Standard & Poor’s Ratings Services announced that it has lowered its long-term sovereign credit ratings on the Republic of Italy to “AA-” from “AA”, due to the deterioration of public finances both in 2004 and beyond.
In a separate bulletin the rating agency indicated that the downgrade would not affect Assicurazioni Generali SpA, the country’s largest insurance group.S&P also affirmed Italy’s “A-1+” short-term ratings and its stable outlook.
“Italy’s central government cash deficits have risen significantly in 2004, and further widening can be expected in 2005 if ambitious planned tax cuts of around12.0 billion euros [$14.85 billion] (0.9 percent of GDP) are implemented,” stated S&P credit analyst Moritz Kraemer.
The bulletin noted that “the difficulties of the governing coalition to address fiscal imbalances bode poorly for the prospect of reversing Italy’s weakening fiscal position and achieving long-lasting structural budget improvements. Standard & Poor’s projects that Italy’s budget deficit will remain around 3% of GDP in the medium-term.”
Commenting on Generali, S&P said that its ratings and outlook (“AA”/Negative) remain unchanged. The bulletin noted that “while sovereign stress is factored into the ratings on Generali, the downgrade has no automatic impact on the ratings, as it is Standard & Poor’s policy that no non-government-supported entity within the EU has its ratings constrained by the foreign currency rating on the sovereign.”
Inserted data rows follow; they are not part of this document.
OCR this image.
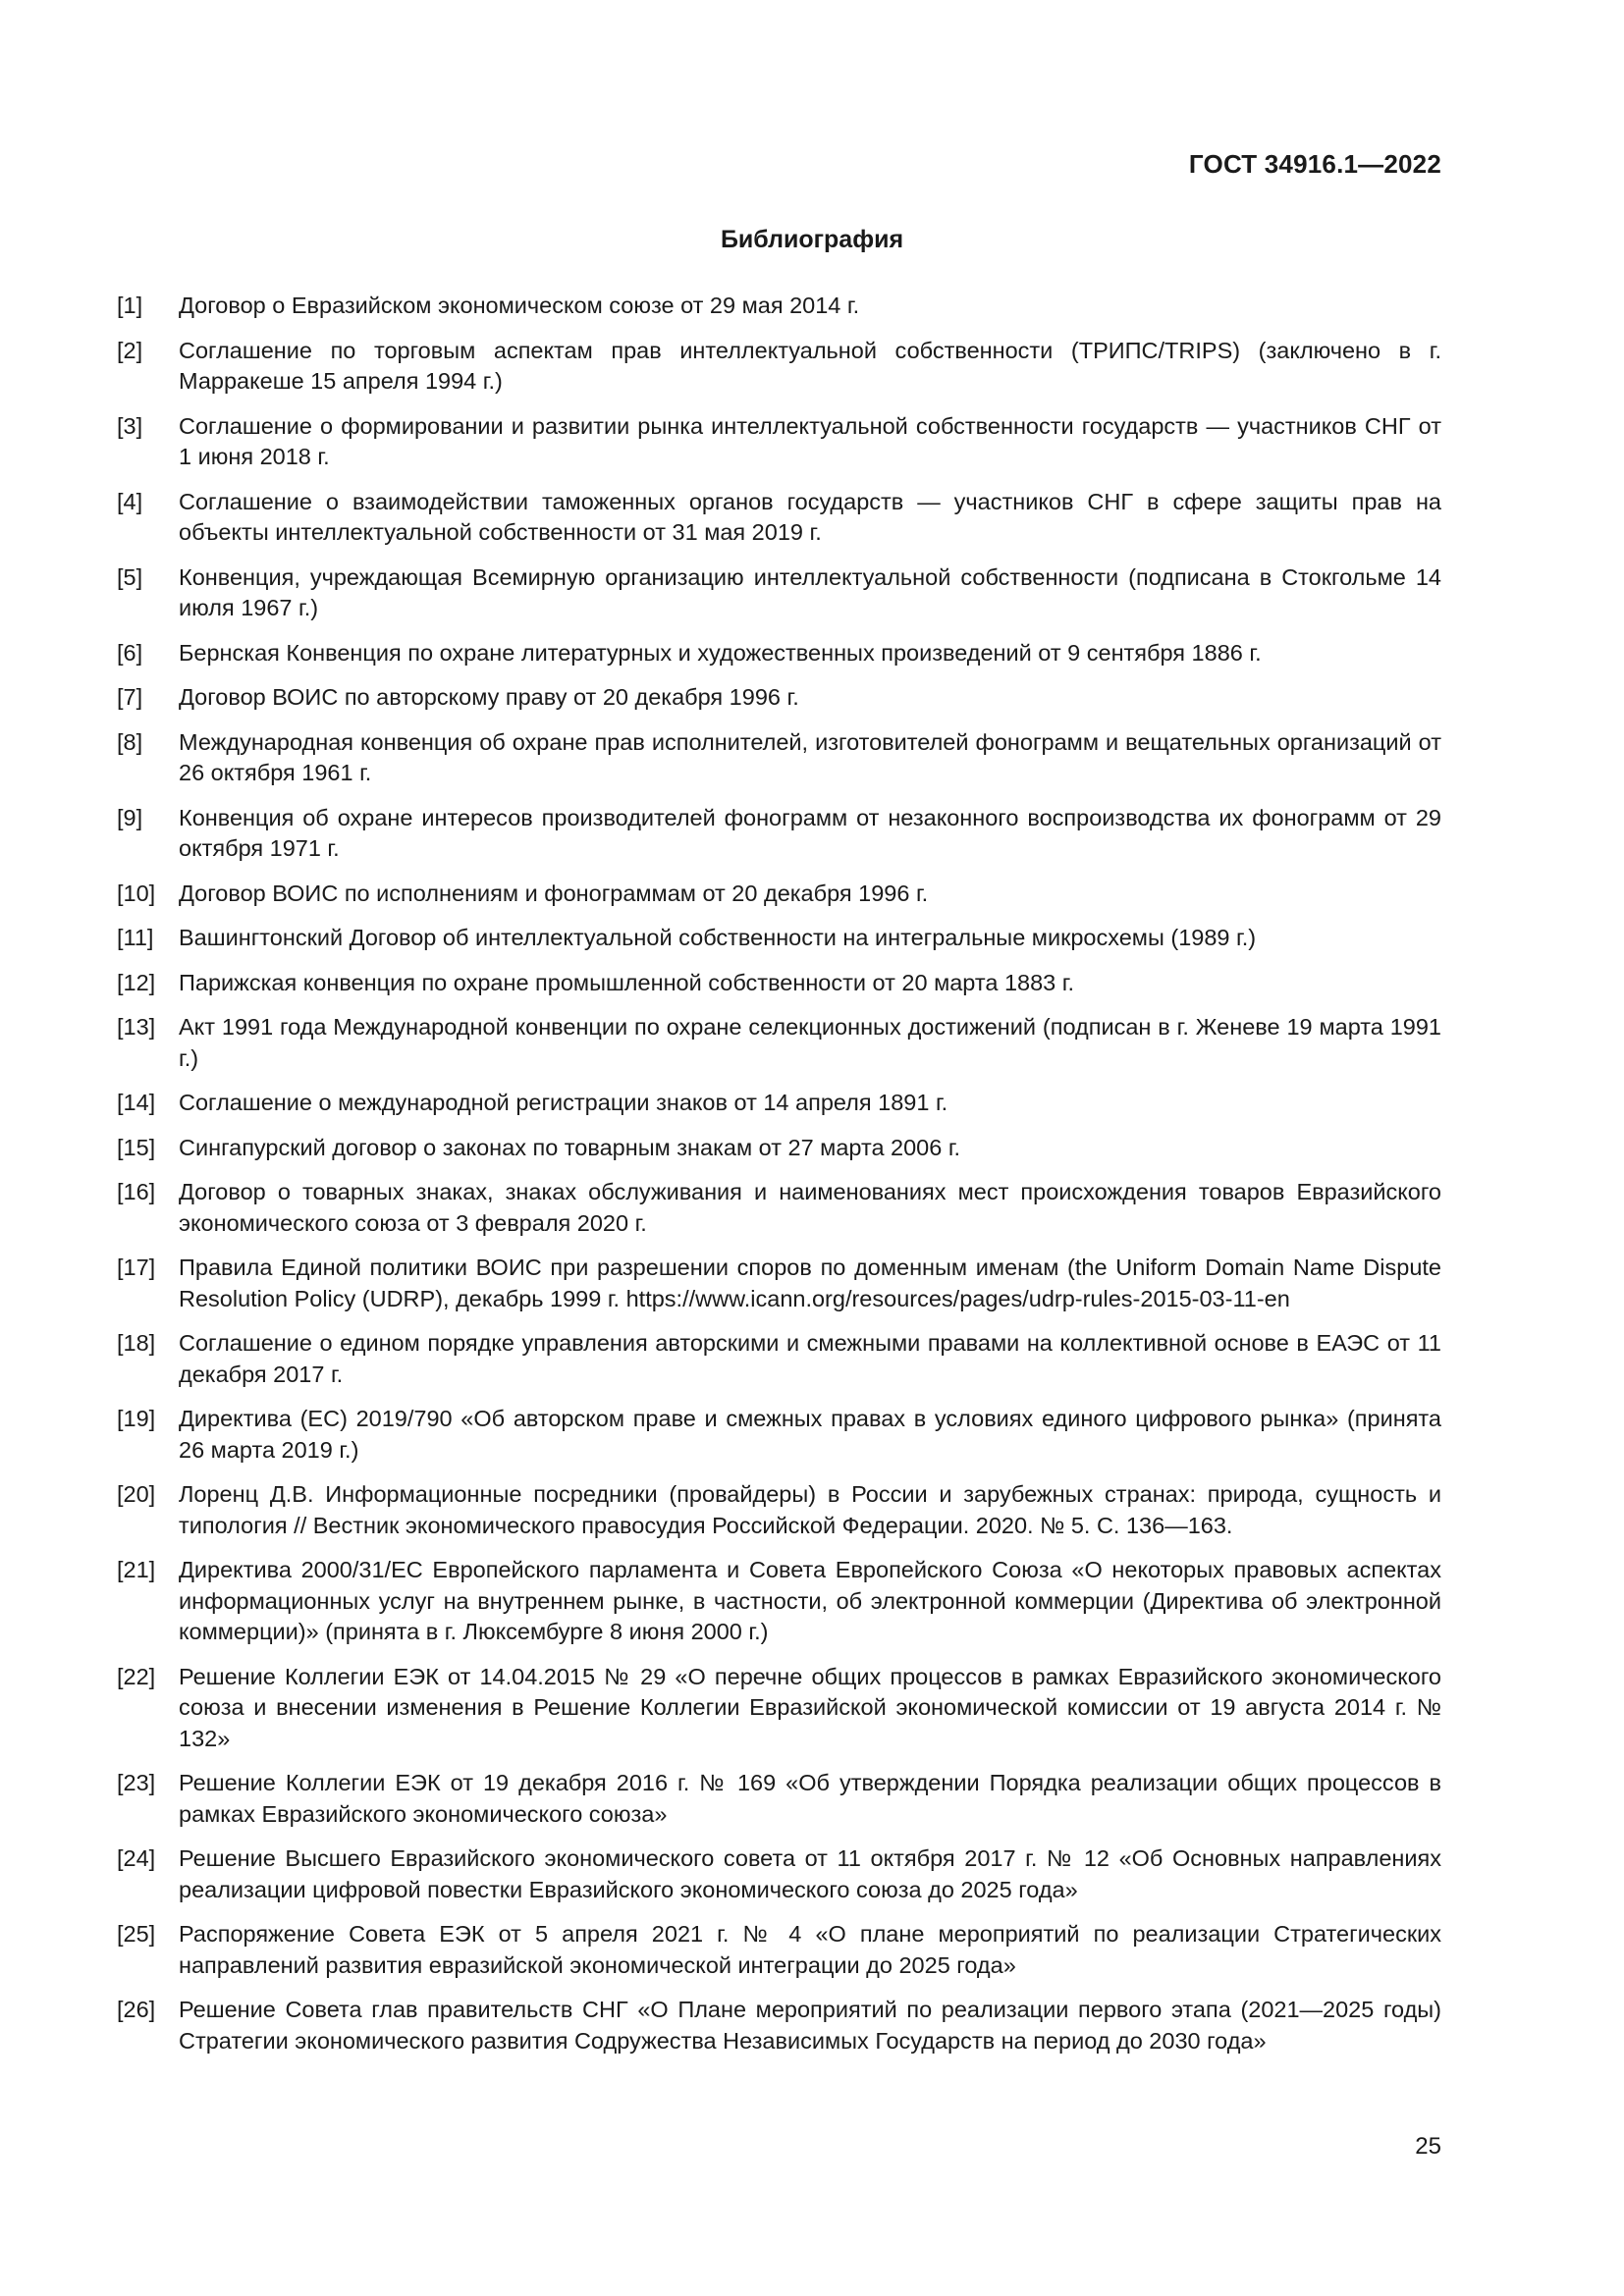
ГОСТ 34916.1—2022
Библиография
[1]	Договор о Евразийском экономическом союзе от 29 мая 2014 г.
[2]	Соглашение по торговым аспектам прав интеллектуальной собственности (ТРИПС/TRIPS) (заключено в г. Марракеше 15 апреля 1994 г.)
[3]	Соглашение о формировании и развитии рынка интеллектуальной собственности государств — участников СНГ от 1 июня 2018 г.
[4]	Соглашение о взаимодействии таможенных органов государств — участников СНГ в сфере защиты прав на объекты интеллектуальной собственности от 31 мая 2019 г.
[5]	Конвенция, учреждающая Всемирную организацию интеллектуальной собственности (подписана в Стокгольме 14 июля 1967 г.)
[6]	Бернская Конвенция по охране литературных и художественных произведений от 9 сентября 1886 г.
[7]	Договор ВОИС по авторскому праву от 20 декабря 1996 г.
[8]	Международная конвенция об охране прав исполнителей, изготовителей фонограмм и вещательных организаций от 26 октября 1961 г.
[9]	Конвенция об охране интересов производителей фонограмм от незаконного воспроизводства их фонограмм от 29 октября 1971 г.
[10]	Договор ВОИС по исполнениям и фонограммам от 20 декабря 1996 г.
[11]	Вашингтонский Договор об интеллектуальной собственности на интегральные микросхемы (1989 г.)
[12]	Парижская конвенция по охране промышленной собственности от 20 марта 1883 г.
[13]	Акт 1991 года Международной конвенции по охране селекционных достижений (подписан в г. Женеве 19 марта 1991 г.)
[14]	Соглашение о международной регистрации знаков от 14 апреля 1891 г.
[15]	Сингапурский договор о законах по товарным знакам от 27 марта 2006 г.
[16]	Договор о товарных знаках, знаках обслуживания и наименованиях мест происхождения товаров Евразийского экономического союза от 3 февраля 2020 г.
[17]	Правила Единой политики ВОИС при разрешении споров по доменным именам (the Uniform Domain Name Dispute Resolution Policy (UDRP), декабрь 1999 г. https://www.icann.org/resources/pages/udrp-rules-2015-03-11-en
[18]	Соглашение о едином порядке управления авторскими и смежными правами на коллективной основе в ЕАЭС от 11 декабря 2017 г.
[19]	Директива (ЕС) 2019/790 «Об авторском праве и смежных правах в условиях единого цифрового рынка» (принята 26 марта 2019 г.)
[20]	Лоренц Д.В. Информационные посредники (провайдеры) в России и зарубежных странах: природа, сущность и типология // Вестник экономического правосудия Российской Федерации. 2020. № 5. С. 136—163.
[21]	Директива 2000/31/ЕС Европейского парламента и Совета Европейского Союза «О некоторых правовых аспектах информационных услуг на внутреннем рынке, в частности, об электронной коммерции (Директива об электронной коммерции)» (принята в г. Люксембурге 8 июня 2000 г.)
[22]	Решение Коллегии ЕЭК от 14.04.2015 № 29 «О перечне общих процессов в рамках Евразийского экономического союза и внесении изменения в Решение Коллегии Евразийской экономической комиссии от 19 августа 2014 г. № 132»
[23]	Решение Коллегии ЕЭК от 19 декабря 2016 г. № 169 «Об утверждении Порядка реализации общих процессов в рамках Евразийского экономического союза»
[24]	Решение Высшего Евразийского экономического совета от 11 октября 2017 г. № 12 «Об Основных направлениях реализации цифровой повестки Евразийского экономического союза до 2025 года»
[25]	Распоряжение Совета ЕЭК от 5 апреля 2021 г. № 4 «О плане мероприятий по реализации Стратегических направлений развития евразийской экономической интеграции до 2025 года»
[26]	Решение Совета глав правительств СНГ «О Плане мероприятий по реализации первого этапа (2021—2025 годы) Стратегии экономического развития Содружества Независимых Государств на период до 2030 года»
25
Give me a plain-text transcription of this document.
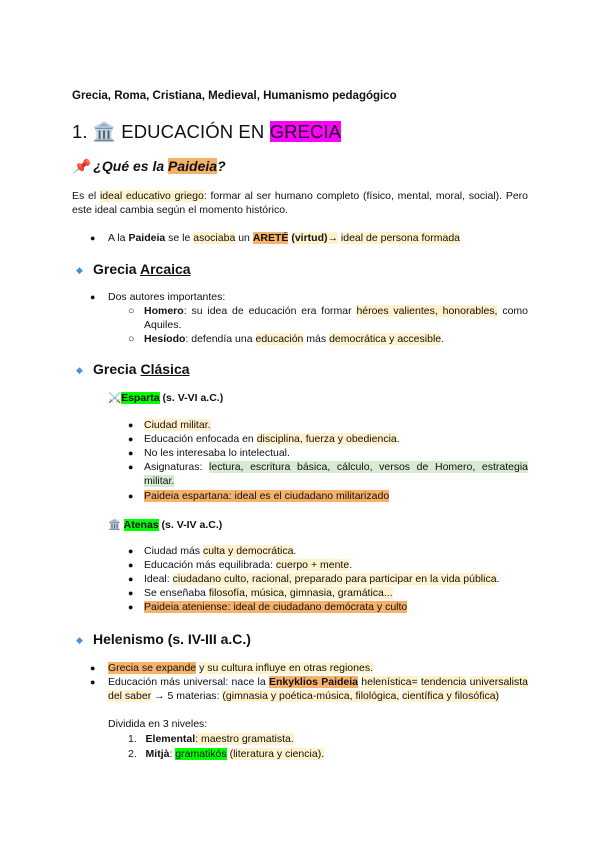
Grecia, Roma, Cristiana, Medieval, Humanismo pedagógico
1. 🏛️ EDUCACIÓN EN GRECIA
📌 ¿Qué es la Paideia?
Es el ideal educativo griego: formar al ser humano completo (físico, mental, moral, social). Pero este ideal cambia según el momento histórico.
● A la Paideia se le asociaba un ARETÉ (virtud)→ ideal de persona formada
◆ Grecia Arcaica
● Dos autores importantes:
○ Homero: su idea de educación era formar héroes valientes, honorables, como Aquiles.
○ Hesíodo: defendía una educación más democrática y accesible.
◆ Grecia Clásica
⚔️Esparta (s. V-VI a.C.)
● Ciudad militar.
● Educación enfocada en disciplina, fuerza y obediencia.
● No les interesaba lo intelectual.
● Asignaturas: lectura, escritura básica, cálculo, versos de Homero, estrategia militar.
● Paideia espartana: ideal es el ciudadano militarizado
🏛️ Atenas (s. V-IV a.C.)
● Ciudad más culta y democrática.
● Educación más equilibrada: cuerpo + mente.
● Ideal: ciudadano culto, racional, preparado para participar en la vida pública.
● Se enseñaba filosofía, música, gimnasia, gramática...
● Paideia ateniense: ideal de ciudadano demócrata y culto
◆ Helenismo (s. IV-III a.C.)
● Grecia se expande y su cultura influye en otras regiones.
● Educación más universal: nace la Enkyklios Paideia helenística= tendencia universalista del saber → 5 materias: (gimnasia y poética-música, filológica, científica y filosófica)
Dividida en 3 niveles:
1. Elemental: maestro gramatista.
2. Mitjà: gramatikós (literatura y ciencia).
It did note that the “downgrade of Italy is expected to have a marginal adverse impact on the credit quality of Generali’s invested bond portfolio, its tax burden, and the Italian insurance regulatory environment. In parallel, the Generali group has ready access to other significant bond markets within the Eurozone. Generali’s premium income is strongly diversified, with approximately 60 percent sourced outside Italy, including Germany, France, Spain, and Austria.”